Anantnag, March 7: In a novel initiative, the Army has converted a dilapidated bus stand in a village in South Kashmir into a 'street library' to help students of neighbouring areas to prepare for competitive exams and higher studies.
The library which was set up in the last week of February by the 18 Rashtriya Rifles of the Army has become an instant hit among the students of Ranipura, Chittisigpura, Kejriwal and Devipora villages, officials said.
Seeing students of higher classes getting engrossed in books, the younger lot from primary classes surrounded Lt Col Rohit Jha, Commanding officer of the 18 RR, which comes under the Victor Force that looks after South and central Kashmir, and demanded that some storybooks be kept for them too.
A pleasantly surprised Lt Col Jha immediately ordered some comics having a social message and books which can increase their knowledge, officials said.
The 'street library' opens early in the morning and within no time, children are seen flocking to the bus stand and other storybooks which have been donated by 2-Sector Headquarters of the Rashtriya Rifles, a forced carved out of the army for fighting terrorism in the hinterland.
The bus stand located at Devipora-Chittisingpora junction in Anantnag district has now virtually become a hub of knowledge which is often flocked by youngsters appearing for competitive exams and higher studies.
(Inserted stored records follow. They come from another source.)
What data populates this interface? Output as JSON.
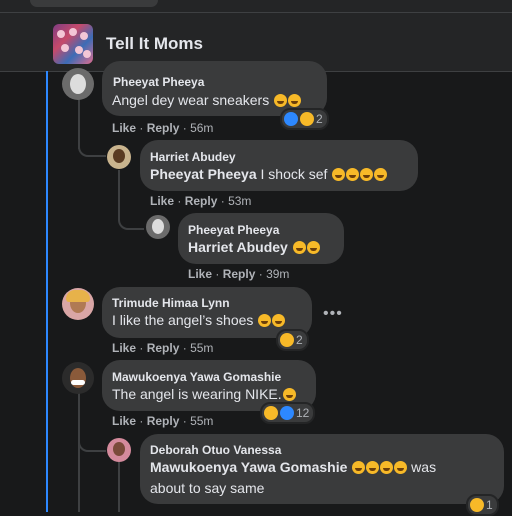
{
  "group": {
    "name": "Tell It Moms"
  },
  "actions": {
    "like": "Like",
    "reply": "Reply",
    "sep": "·"
  },
  "comments": [
    {
      "name": "Pheeyat Pheeya",
      "text": "Angel dey wear sneakers",
      "time": "56m",
      "reaction_count": "2"
    },
    {
      "name": "Harriet Abudey",
      "mention": "Pheeyat Pheeya",
      "text": "I shock sef",
      "time": "53m"
    },
    {
      "name": "Pheeyat Pheeya",
      "mention": "Harriet Abudey",
      "text": "",
      "time": "39m"
    },
    {
      "name": "Trimude Himaa Lynn",
      "text": "I like the angel’s shoes",
      "time": "55m",
      "reaction_count": "2"
    },
    {
      "name": "Mawukoenya Yawa Gomashie",
      "text": "The angel is wearing NIKE.",
      "time": "55m",
      "reaction_count": "12"
    },
    {
      "name": "Deborah Otuo Vanessa",
      "mention": "Mawukoenya Yawa Gomashie",
      "text": "was",
      "text2": "about to say same",
      "reaction_count": "1"
    }
  ],
  "more_options": "•••",
  "colors": {
    "bg": "#18191a",
    "bubble": "#3a3b3c",
    "thread": "#2d88ff",
    "muted": "#b0b3b8"
  }
}
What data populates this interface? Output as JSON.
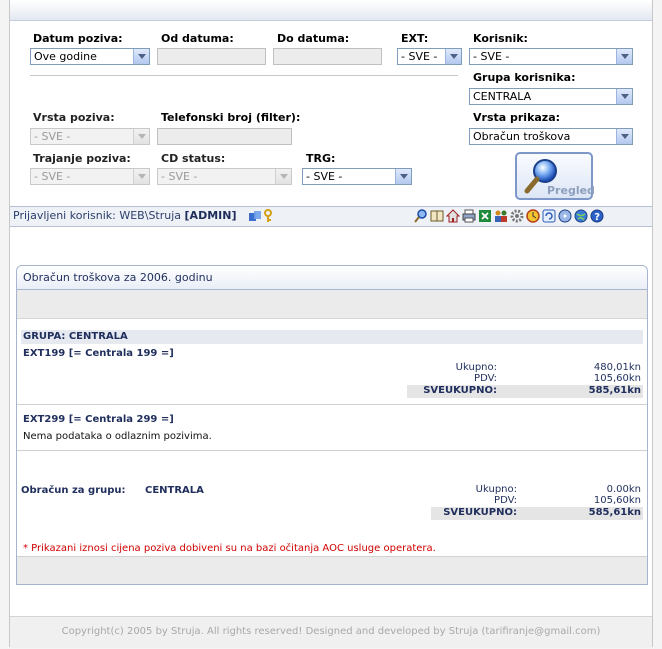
{
  "filters": {
    "datum_poziva": {
      "label": "Datum poziva:",
      "value": "Ove godine"
    },
    "od_datuma": {
      "label": "Od datuma:",
      "value": ""
    },
    "do_datuma": {
      "label": "Do datuma:",
      "value": ""
    },
    "ext": {
      "label": "EXT:",
      "value": "- SVE -"
    },
    "korisnik": {
      "label": "Korisnik:",
      "value": "- SVE -"
    },
    "grupa_korisnika": {
      "label": "Grupa korisnika:",
      "value": "CENTRALA"
    },
    "vrsta_poziva": {
      "label": "Vrsta poziva:",
      "value": "- SVE -"
    },
    "telefonski_broj": {
      "label": "Telefonski broj (filter):",
      "value": ""
    },
    "vrsta_prikaza": {
      "label": "Vrsta prikaza:",
      "value": "Obračun troškova"
    },
    "trajanje_poziva": {
      "label": "Trajanje poziva:",
      "value": "- SVE -"
    },
    "cd_status": {
      "label": "CD status:",
      "value": "- SVE -"
    },
    "trg": {
      "label": "TRG:",
      "value": "- SVE -"
    },
    "pregled_label": "Pregled"
  },
  "userbar": {
    "prefix": "Prijavljeni korisnik:",
    "user": "WEB\\Struja",
    "role": "[ADMIN]"
  },
  "toolbar_icons": [
    "search-icon",
    "book-icon",
    "home-icon",
    "print-icon",
    "excel-icon",
    "users-icon",
    "gear-icon",
    "clock-icon",
    "refresh-icon",
    "disk-icon",
    "globe-icon",
    "help-icon"
  ],
  "report": {
    "title": "Obračun troškova za 2006. godinu",
    "group_label": "GRUPA: CENTRALA",
    "ext1": {
      "name": "EXT199 [= Centrala 199 =]",
      "ukupno_label": "Ukupno:",
      "ukupno": "480,01kn",
      "pdv_label": "PDV:",
      "pdv": "105,60kn",
      "sveukupno_label": "SVEUKUPNO:",
      "sveukupno": "585,61kn"
    },
    "ext2": {
      "name": "EXT299 [= Centrala 299 =]",
      "message": "Nema podataka o odlaznim pozivima."
    },
    "summary": {
      "label": "Obračun za grupu:",
      "group": "CENTRALA",
      "ukupno_label": "Ukupno:",
      "ukupno": "0.00kn",
      "pdv_label": "PDV:",
      "pdv": "105,60kn",
      "sveukupno_label": "SVEUKUPNO:",
      "sveukupno": "585,61kn"
    },
    "note": "* Prikazani iznosi cijena poziva dobiveni su na bazi očitanja AOC usluge operatera."
  },
  "footer": "Copyright(c) 2005 by Struja. All rights reserved! Designed and developed by Struja (tarifiranje@gmail.com)"
}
The army unit has also tied up with 'Books of India' society which has agreed to supply some books for the cause.
The Army said it is not only about reading, books can also be used to relax the minds of students. In order to help students, they have also kept a 'book jar', from where children pick up a slip of paper and take out a book ranging from realistic fiction to science and historical fiction or romance to fantasy or mystery books.
The 'street library' showcases India-2020 of late President A P J Abdul Kalam and compilation of Khalil Gibran or the world's greatest short stories. The bus stand was burnt down by miscreants in 2016 and a quote of famous American writer Sidney Sheldon was an inspiration for setting up the 'street library'. "Libraries store the energy that fuels the imagination. They open up windows to the world and inspire us to explore and achieve, and contribute to improving our quality of life."
The Army plans to open more such street libraries in the near future to help the youth achieve the power of knowledge and look out for their better future. The 'street library' has a notice board to announce new arrivals of books besides pasting Quick Response or QR code of national level entrance exams and a guide on how to be a part of the Army.
The officials said that some students have also started demanding some books which the Army tries to procure the market or through some NGO.